Un análisis de cómo avanza entre los más jóvenes la idea de que lo autoritario no es lo arcaico, lo impensado, sino algo tolerable si conlleva la promesa de resolver las prioridades que las democracias no lograron satisfacer. Y la división profunda de las sociedades se opone al corazón del concepto de derechos humanos, que se basa en que todos somos parte de la misma familia humana.

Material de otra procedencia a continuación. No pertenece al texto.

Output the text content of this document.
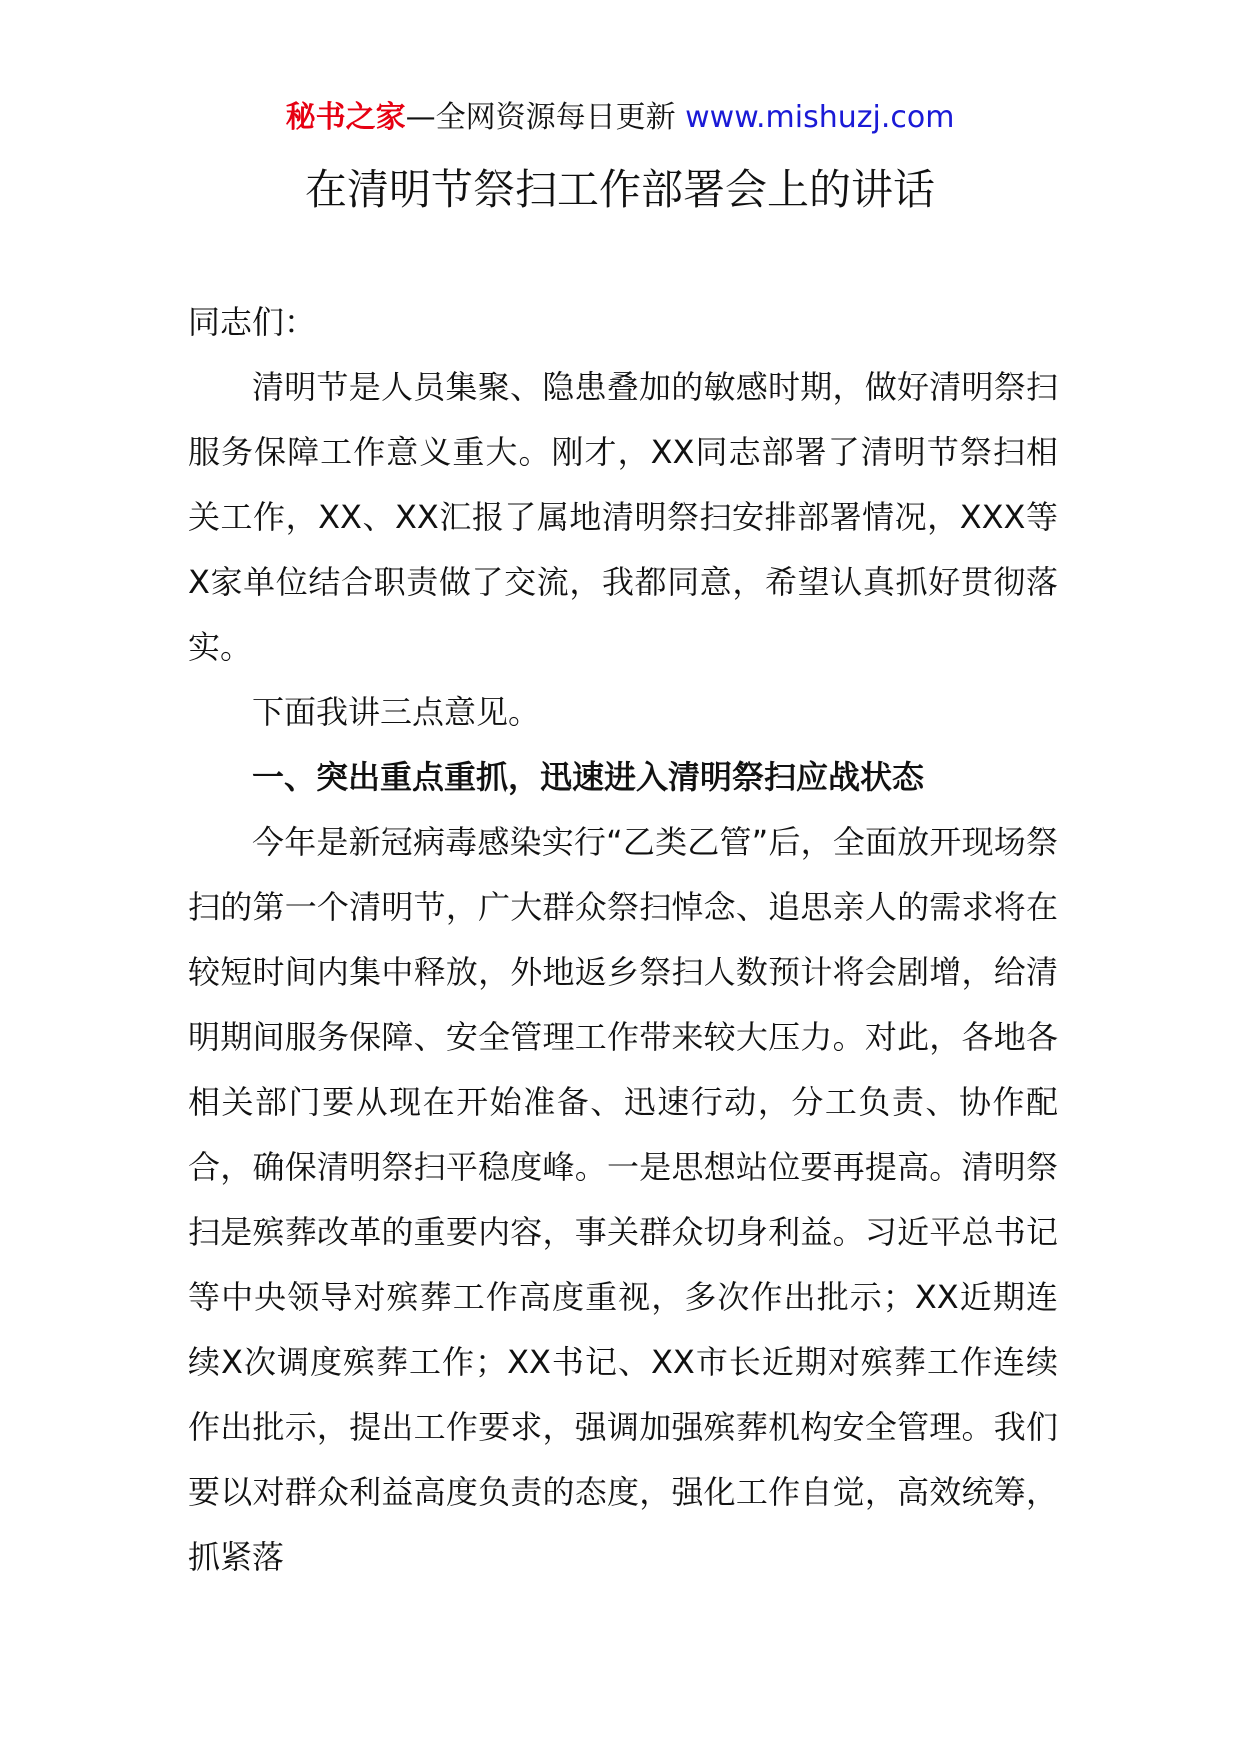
秘书之家—全网资源每日更新 www.mishuzj.com
在清明节祭扫工作部署会上的讲话
同志们：

清明节是人员集聚、隐患叠加的敏感时期，做好清明祭扫服务保障工作意义重大。刚才，XX同志部署了清明节祭扫相关工作，XX、XX汇报了属地清明祭扫安排部署情况，XXX等X家单位结合职责做了交流，我都同意，希望认真抓好贯彻落实。

下面我讲三点意见。

一、突出重点重抓，迅速进入清明祭扫应战状态

今年是新冠病毒感染实行“乙类乙管”后，全面放开现场祭扫的第一个清明节，广大群众祭扫悼念、追思亲人的需求将在较短时间内集中释放，外地返乡祭扫人数预计将会剧增，给清明期间服务保障、安全管理工作带来较大压力。对此，各地各相关部门要从现在开始准备、迅速行动，分工负责、协作配合，确保清明祭扫平稳度峰。一是思想站位要再提高。清明祭扫是殡葬改革的重要内容，事关群众切身利益。习近平总书记等中央领导对殡葬工作高度重视，多次作出批示；XX近期连续X次调度殡葬工作；XX书记、XX市长近期对殡葬工作连续作出批示，提出工作要求，强调加强殡葬机构安全管理。我们要以对群众利益高度负责的态度，强化工作自觉，高效统筹，抓紧落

Vivimos en tiempos difíciles, en los que el fomento de la política de demonización que se replica en varios puntos del mundo a lo largo de los últimos años, nos plantea un enorme desafío a la vigencia plena de los derechos humanos y nos interpela no solo desde el presente sino, sobre todo, en pos de la dirección que el mundo parece tomar. La Argentina también está inmersa en esta lógica polarizante que disuelve lazos de solidaridad que parecían inquebrantables hasta no hace mucho, mientras pone en cuestionamiento los debates históricos que dábamos por saldados. Nada puede darse por seguro.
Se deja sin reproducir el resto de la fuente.